“Carb Consumption and Weight Gain” is a question that goes unanswered always, but we got you covered! This has long been a hot topic in our society and spurred many a new diet book based on the premise that either fat or carbohydrate somehow causes more weight gain or weight loss than the other.
Carbs can be downright confusing. Sources claim that eating carbs can hinder weight loss and cause weight gain. While others say carbs are an essential part of every diet.
Despite the conflicting advice, the fact is that carbs themselves don’t make you gain weight—excess calories do. So, when it comes to carbs and weight gain, what really matters is the kind of carbs you eat, how much you consume, and what you replace them with if you choose to cut back.
How Carbs influence Weight?
The fact is, carbs don’t cause instant weight gain. However, starchy carbs do have a tendency to be calorie-dense. Consuming these extra calories is what causes weight gain. Even some complex carbs can be calorie-dense, however, so be mindful of your serving size if you wish to avoid weight gain.

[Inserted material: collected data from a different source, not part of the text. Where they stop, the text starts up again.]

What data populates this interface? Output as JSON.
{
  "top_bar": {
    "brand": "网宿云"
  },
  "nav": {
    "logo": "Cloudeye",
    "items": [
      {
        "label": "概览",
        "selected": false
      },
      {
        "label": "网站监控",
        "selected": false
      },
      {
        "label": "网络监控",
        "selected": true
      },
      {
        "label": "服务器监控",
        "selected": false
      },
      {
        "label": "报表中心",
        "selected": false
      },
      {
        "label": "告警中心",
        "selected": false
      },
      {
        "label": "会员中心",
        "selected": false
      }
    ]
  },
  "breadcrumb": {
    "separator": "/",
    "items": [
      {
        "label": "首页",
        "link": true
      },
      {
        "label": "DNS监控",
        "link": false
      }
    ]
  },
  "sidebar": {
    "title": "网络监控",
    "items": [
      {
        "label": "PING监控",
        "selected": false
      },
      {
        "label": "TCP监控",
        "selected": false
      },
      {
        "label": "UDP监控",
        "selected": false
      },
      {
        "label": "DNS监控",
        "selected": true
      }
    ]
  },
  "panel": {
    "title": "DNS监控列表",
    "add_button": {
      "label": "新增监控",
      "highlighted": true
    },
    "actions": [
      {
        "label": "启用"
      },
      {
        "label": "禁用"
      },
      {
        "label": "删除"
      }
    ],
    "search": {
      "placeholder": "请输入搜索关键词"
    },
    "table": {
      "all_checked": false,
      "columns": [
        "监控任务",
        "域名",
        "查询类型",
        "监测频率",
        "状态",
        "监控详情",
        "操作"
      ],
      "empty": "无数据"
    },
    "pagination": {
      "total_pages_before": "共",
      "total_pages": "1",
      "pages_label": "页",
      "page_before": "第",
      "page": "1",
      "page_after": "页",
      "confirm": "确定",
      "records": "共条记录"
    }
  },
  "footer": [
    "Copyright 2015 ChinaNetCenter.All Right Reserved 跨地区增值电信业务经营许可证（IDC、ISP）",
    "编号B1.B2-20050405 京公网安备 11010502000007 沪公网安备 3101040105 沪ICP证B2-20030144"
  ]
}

Some research also suggests that consuming fewer carbs can lead to reduced cravings for unhealthy foods. This can be helpful when it comes to managing weight gain.
About consuming carbs:
To manage your carb intake, always read nutritional labels, practice portion control, and be mindful of proper serving size guidelines. You can enjoy carbs in moderation and add healthy, low-calorie vegetables to round out your meals.
If you eat too many calories, you can gain weight whether those calories are from carbs or not. If you decrease the intake of carbs, which are likely your most significant source of calories, you may decrease your caloric intake overall, but this really depends on what you replace those carbs with. Choose lean protein and healthy, unsaturated fats, and consider tracking your calories.
Although it may seem counterintuitive to include more fat in your diet to avoid weight gain, some fats, like omega-3 fatty acids, help your body to function more effectively and may contribute to a decreased risk of heart disease.